The new map created a district centered in Salt Lake County that leans Democratic, effectively giving Democrats a viable seat in a state where Republicans had previously locked down all four. For Utah Republicans, that outcome wasn’t just a policy disagreement—it was a structural loss.
Now, Moore is taking the heat for the entire sequence.
Within party circles, the argument is blunt: by supporting Proposition 4, Moore helped create the legal framework that ultimately allowed a judge to override Republican-drawn maps. Figures like Davis County GOP Chair Don Guymon see it as a betrayal of party interests, while activists and challengers have turned it into a campaign message. The nickname “Salt Lake Blake” isn’t subtle—it ties him directly to the district that flipped.

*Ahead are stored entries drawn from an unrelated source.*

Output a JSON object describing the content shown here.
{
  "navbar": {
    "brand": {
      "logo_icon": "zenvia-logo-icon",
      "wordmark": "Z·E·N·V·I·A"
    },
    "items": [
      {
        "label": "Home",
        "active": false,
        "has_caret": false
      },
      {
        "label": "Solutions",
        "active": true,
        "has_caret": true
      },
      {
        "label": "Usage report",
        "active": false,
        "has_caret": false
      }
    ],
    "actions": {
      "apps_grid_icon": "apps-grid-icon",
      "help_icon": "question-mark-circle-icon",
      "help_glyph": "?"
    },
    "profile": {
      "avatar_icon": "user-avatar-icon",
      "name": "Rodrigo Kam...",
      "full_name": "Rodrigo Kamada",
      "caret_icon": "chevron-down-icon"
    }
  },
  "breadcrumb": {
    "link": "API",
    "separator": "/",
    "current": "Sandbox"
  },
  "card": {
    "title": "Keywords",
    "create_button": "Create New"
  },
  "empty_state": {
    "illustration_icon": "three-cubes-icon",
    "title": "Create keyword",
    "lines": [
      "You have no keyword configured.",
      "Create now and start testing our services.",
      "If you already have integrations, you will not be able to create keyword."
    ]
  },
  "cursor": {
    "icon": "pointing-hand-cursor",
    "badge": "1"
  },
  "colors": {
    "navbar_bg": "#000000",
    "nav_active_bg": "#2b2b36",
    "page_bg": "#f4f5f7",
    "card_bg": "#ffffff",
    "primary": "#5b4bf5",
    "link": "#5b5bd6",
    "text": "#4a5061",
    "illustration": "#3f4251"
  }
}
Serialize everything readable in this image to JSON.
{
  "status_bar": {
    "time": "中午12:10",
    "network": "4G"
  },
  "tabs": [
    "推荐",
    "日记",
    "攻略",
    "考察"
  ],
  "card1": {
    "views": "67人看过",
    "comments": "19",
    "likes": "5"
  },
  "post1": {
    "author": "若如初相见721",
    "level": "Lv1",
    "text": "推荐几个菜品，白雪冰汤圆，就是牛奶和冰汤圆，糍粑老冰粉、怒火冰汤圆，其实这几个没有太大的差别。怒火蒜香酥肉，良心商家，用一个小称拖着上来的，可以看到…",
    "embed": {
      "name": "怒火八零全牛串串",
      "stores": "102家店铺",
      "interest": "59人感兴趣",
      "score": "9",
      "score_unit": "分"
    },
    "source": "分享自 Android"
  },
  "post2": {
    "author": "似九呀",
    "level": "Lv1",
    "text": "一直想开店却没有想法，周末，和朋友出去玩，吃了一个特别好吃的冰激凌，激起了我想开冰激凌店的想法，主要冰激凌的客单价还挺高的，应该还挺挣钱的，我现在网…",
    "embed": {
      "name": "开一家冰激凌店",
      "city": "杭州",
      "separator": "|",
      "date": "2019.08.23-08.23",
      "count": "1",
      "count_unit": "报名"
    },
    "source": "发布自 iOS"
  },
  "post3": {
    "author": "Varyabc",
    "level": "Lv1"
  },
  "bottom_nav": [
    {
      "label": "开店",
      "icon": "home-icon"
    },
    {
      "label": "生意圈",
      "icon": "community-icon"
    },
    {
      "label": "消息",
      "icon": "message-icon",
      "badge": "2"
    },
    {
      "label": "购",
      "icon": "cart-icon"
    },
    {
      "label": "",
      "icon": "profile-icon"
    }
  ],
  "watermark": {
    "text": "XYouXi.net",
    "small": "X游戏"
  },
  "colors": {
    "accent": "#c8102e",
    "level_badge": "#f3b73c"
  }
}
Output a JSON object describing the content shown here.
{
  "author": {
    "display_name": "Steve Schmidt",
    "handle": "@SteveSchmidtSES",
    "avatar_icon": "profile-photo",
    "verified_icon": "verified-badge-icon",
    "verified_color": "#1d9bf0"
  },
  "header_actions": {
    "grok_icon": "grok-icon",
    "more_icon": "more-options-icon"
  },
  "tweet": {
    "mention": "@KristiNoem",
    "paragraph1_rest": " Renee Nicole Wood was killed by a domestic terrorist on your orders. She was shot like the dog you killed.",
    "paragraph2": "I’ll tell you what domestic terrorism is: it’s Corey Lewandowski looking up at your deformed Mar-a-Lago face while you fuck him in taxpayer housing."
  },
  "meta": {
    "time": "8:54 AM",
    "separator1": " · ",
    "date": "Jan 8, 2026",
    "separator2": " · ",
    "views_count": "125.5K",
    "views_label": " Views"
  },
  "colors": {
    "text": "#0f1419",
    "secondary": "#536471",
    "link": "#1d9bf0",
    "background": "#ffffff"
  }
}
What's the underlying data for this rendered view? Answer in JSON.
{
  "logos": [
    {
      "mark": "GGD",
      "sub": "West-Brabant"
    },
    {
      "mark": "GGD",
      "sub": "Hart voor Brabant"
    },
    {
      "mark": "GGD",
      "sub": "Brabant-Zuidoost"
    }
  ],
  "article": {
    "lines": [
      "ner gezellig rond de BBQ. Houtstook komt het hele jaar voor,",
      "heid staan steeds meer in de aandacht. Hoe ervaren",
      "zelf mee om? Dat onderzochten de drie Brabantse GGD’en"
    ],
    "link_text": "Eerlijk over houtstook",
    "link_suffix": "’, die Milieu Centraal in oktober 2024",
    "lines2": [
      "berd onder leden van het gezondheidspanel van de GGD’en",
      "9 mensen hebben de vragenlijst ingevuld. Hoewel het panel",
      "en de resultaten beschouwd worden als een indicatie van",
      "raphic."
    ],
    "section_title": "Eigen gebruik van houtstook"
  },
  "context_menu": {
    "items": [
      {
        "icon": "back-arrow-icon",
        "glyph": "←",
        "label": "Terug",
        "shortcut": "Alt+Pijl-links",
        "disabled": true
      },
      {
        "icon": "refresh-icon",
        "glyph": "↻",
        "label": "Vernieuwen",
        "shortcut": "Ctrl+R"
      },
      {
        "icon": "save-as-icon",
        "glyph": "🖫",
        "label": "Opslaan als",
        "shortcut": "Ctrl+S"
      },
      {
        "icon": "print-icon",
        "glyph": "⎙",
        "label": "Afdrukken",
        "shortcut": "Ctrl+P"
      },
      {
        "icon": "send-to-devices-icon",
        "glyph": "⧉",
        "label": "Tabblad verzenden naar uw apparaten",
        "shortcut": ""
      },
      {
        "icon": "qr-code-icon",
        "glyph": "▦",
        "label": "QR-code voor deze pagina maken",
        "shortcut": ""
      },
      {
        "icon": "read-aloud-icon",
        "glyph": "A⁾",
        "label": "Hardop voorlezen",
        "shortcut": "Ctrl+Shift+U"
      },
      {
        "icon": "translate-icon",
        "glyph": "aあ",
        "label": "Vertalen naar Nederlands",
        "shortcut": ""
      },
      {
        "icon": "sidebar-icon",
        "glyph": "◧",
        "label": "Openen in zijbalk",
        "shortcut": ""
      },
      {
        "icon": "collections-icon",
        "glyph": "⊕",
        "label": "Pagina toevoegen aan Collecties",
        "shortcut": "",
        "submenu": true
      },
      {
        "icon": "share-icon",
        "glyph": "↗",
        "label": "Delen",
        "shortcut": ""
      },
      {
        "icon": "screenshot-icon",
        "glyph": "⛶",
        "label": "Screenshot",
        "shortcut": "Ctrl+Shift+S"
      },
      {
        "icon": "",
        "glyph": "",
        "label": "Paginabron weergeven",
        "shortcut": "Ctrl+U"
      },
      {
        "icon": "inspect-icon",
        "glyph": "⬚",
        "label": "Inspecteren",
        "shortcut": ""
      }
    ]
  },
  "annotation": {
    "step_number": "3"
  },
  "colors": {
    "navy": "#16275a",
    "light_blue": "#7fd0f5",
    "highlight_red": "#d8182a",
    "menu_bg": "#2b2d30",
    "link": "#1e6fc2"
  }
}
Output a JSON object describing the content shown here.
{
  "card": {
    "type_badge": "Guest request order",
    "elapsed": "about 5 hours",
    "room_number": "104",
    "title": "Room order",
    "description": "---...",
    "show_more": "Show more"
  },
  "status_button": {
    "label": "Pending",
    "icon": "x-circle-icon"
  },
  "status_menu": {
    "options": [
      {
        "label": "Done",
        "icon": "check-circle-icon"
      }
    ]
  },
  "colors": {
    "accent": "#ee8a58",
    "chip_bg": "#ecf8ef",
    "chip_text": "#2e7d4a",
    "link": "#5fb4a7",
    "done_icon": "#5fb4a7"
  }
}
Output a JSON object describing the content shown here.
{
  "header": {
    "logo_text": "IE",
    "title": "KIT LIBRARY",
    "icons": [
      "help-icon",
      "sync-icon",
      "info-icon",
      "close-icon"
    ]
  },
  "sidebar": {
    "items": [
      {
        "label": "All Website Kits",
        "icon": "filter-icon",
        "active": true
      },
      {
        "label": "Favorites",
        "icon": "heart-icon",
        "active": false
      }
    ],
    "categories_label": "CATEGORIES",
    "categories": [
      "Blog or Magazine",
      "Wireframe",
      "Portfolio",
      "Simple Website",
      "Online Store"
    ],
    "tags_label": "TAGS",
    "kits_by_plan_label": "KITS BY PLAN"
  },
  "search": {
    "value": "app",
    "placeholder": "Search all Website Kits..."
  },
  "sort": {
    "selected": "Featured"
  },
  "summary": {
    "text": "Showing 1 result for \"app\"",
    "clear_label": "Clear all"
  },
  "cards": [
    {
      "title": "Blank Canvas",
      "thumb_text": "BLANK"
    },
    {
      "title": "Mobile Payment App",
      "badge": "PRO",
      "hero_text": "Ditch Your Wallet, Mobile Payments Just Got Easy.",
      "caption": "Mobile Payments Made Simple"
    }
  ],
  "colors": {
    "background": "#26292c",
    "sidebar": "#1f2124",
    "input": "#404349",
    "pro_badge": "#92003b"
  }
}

Moore, for his part, is pushing back on that narrative. He argues that the judge’s ruling—not the ballot measure itself—is what produced the current map, and he’s been clear that he disagrees with the court stepping in over the legislature’s authority. In his view, critics are simplifying a more complicated legal process into a single point of blame.
With a primary challenge already forming and outside groups amplifying the criticism, Moore is now facing a different kind of test. Not about policy design or redistricting theory, but about whether Republican voters see him as responsible for an outcome they didn’t want—and whether that perception sticks long enough to reshape the race.